Beliefs & Nondual Therapy
The secret behind the placebo effect, is not in the switch to positive beliefs over negative (although this could have some positive impact), but in the surrender of all beliefs to what is perceived as a benevolent authority outside the perimeters of the separate self or body mind.
This surrender in itself has a neuroplasticity that allows brain networks to release and reform. When beliefs are released from their dictatorial role over reality, the organism as itself will flow with its in-built, inherent tendency towards harmony – the same harmony that is everywhere in creation.

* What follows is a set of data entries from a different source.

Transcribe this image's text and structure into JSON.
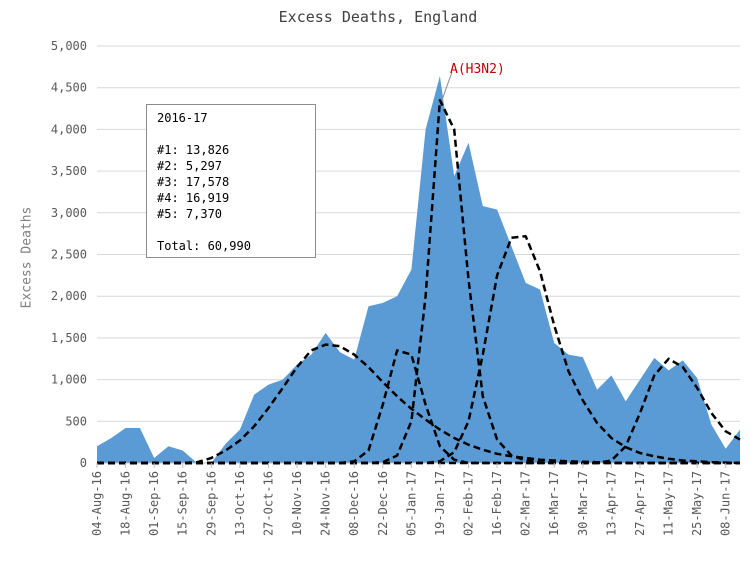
{
  "chart_data": {
    "type": "area",
    "title": "Excess Deaths, England",
    "xlabel": "",
    "ylabel": "Excess Deaths",
    "ylim": [
      0,
      5000
    ],
    "yticks": [
      "0",
      "500",
      "1,000",
      "1,500",
      "2,000",
      "2,500",
      "3,000",
      "3,500",
      "4,000",
      "4,500",
      "5,000"
    ],
    "x_tick_labels": [
      "04-Aug-16",
      "18-Aug-16",
      "01-Sep-16",
      "15-Sep-16",
      "29-Sep-16",
      "13-Oct-16",
      "27-Oct-16",
      "10-Nov-16",
      "24-Nov-16",
      "08-Dec-16",
      "22-Dec-16",
      "05-Jan-17",
      "19-Jan-17",
      "02-Feb-17",
      "16-Feb-17",
      "02-Mar-17",
      "16-Mar-17",
      "30-Mar-17",
      "13-Apr-17",
      "27-Apr-17",
      "11-May-17",
      "25-May-17",
      "08-Jun-17"
    ],
    "area_color": "#5b9bd5",
    "curve_color": "#000000",
    "series": [
      {
        "type": "area",
        "values": [
          200,
          300,
          420,
          420,
          60,
          200,
          150,
          -20,
          -60,
          230,
          400,
          820,
          940,
          1000,
          1180,
          1300,
          1560,
          1330,
          1240,
          1880,
          1920,
          2000,
          2320,
          4000,
          4640,
          3440,
          3840,
          3080,
          3040,
          2600,
          2160,
          2080,
          1440,
          1300,
          1270,
          880,
          1050,
          740,
          1000,
          1260,
          1110,
          1230,
          1020,
          460,
          170,
          400
        ]
      },
      {
        "type": "curve",
        "values": [
          0,
          0,
          0,
          0,
          0,
          0,
          0,
          10,
          60,
          150,
          270,
          440,
          660,
          900,
          1150,
          1350,
          1420,
          1400,
          1300,
          1150,
          970,
          800,
          650,
          520,
          400,
          300,
          220,
          160,
          110,
          80,
          60,
          40,
          30,
          20,
          15,
          10,
          5,
          0,
          0,
          0,
          0,
          0,
          0,
          0,
          0,
          0
        ]
      },
      {
        "type": "curve",
        "values": [
          0,
          0,
          0,
          0,
          0,
          0,
          0,
          0,
          0,
          0,
          0,
          0,
          0,
          0,
          0,
          0,
          0,
          0,
          20,
          150,
          700,
          1350,
          1300,
          700,
          200,
          40,
          0,
          0,
          0,
          0,
          0,
          0,
          0,
          0,
          0,
          0,
          0,
          0,
          0,
          0,
          0,
          0,
          0,
          0,
          0,
          0
        ]
      },
      {
        "type": "curve",
        "values": [
          0,
          0,
          0,
          0,
          0,
          0,
          0,
          0,
          0,
          0,
          0,
          0,
          0,
          0,
          0,
          0,
          0,
          0,
          0,
          0,
          10,
          90,
          500,
          2000,
          4350,
          4000,
          2200,
          800,
          280,
          90,
          30,
          10,
          0,
          0,
          0,
          0,
          0,
          0,
          0,
          0,
          0,
          0,
          0,
          0,
          0,
          0
        ]
      },
      {
        "type": "curve",
        "values": [
          0,
          0,
          0,
          0,
          0,
          0,
          0,
          0,
          0,
          0,
          0,
          0,
          0,
          0,
          0,
          0,
          0,
          0,
          0,
          0,
          0,
          0,
          0,
          0,
          20,
          130,
          500,
          1300,
          2250,
          2700,
          2720,
          2300,
          1650,
          1100,
          750,
          480,
          300,
          190,
          120,
          80,
          50,
          30,
          20,
          10,
          5,
          0
        ]
      },
      {
        "type": "curve",
        "values": [
          0,
          0,
          0,
          0,
          0,
          0,
          0,
          0,
          0,
          0,
          0,
          0,
          0,
          0,
          0,
          0,
          0,
          0,
          0,
          0,
          0,
          0,
          0,
          0,
          0,
          0,
          0,
          0,
          0,
          0,
          0,
          0,
          0,
          0,
          0,
          0,
          30,
          200,
          600,
          1050,
          1250,
          1150,
          900,
          600,
          380,
          280
        ]
      }
    ],
    "annotations": [
      {
        "text": "A(H3N2)"
      }
    ],
    "infobox": {
      "season": "2016-17",
      "lines": [
        "#1: 13,826",
        "#2: 5,297",
        "#3: 17,578",
        "#4: 16,919",
        "#5: 7,370"
      ],
      "total": "Total: 60,990"
    },
    "grid": true
  }
}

Out of the insights of nondual therapy, each belief is formed around a structure of polarity. The basic polarity is inside V outside, or ‘me’ V ‘other’, An inquiry into structures of belief, which are often inherited through the generations, must begin with a degree of mindfulness about the nature of thoughts in the head.
The stages of inquiry, that include some sentient sourcing of the emotional energy of a contraction/trauma, could go like this:
- Locate a key belief (eg. I am stupid).
- Feel how believing that belief is make you feel inside the body-mind (eg, angry, frozen, blank), and where these feelings are located in the body.
- Ask yourself: is this belief true? (Only a yes or no answer wanted, as we’re talking to binary mind)
- Find what for you is the opposite (shadow) belief. (eg. I am clever),
- Feel how believing that belief is make you feel inside the body-mind (this can be surprising)
- Imagine how it would feel to be free of both beliefs.
- Check in on the physical layer of pain contraction and invite it lovingly to relax, as it’s OK to relax now.
- Listen to any story the remaining contraction has to tell.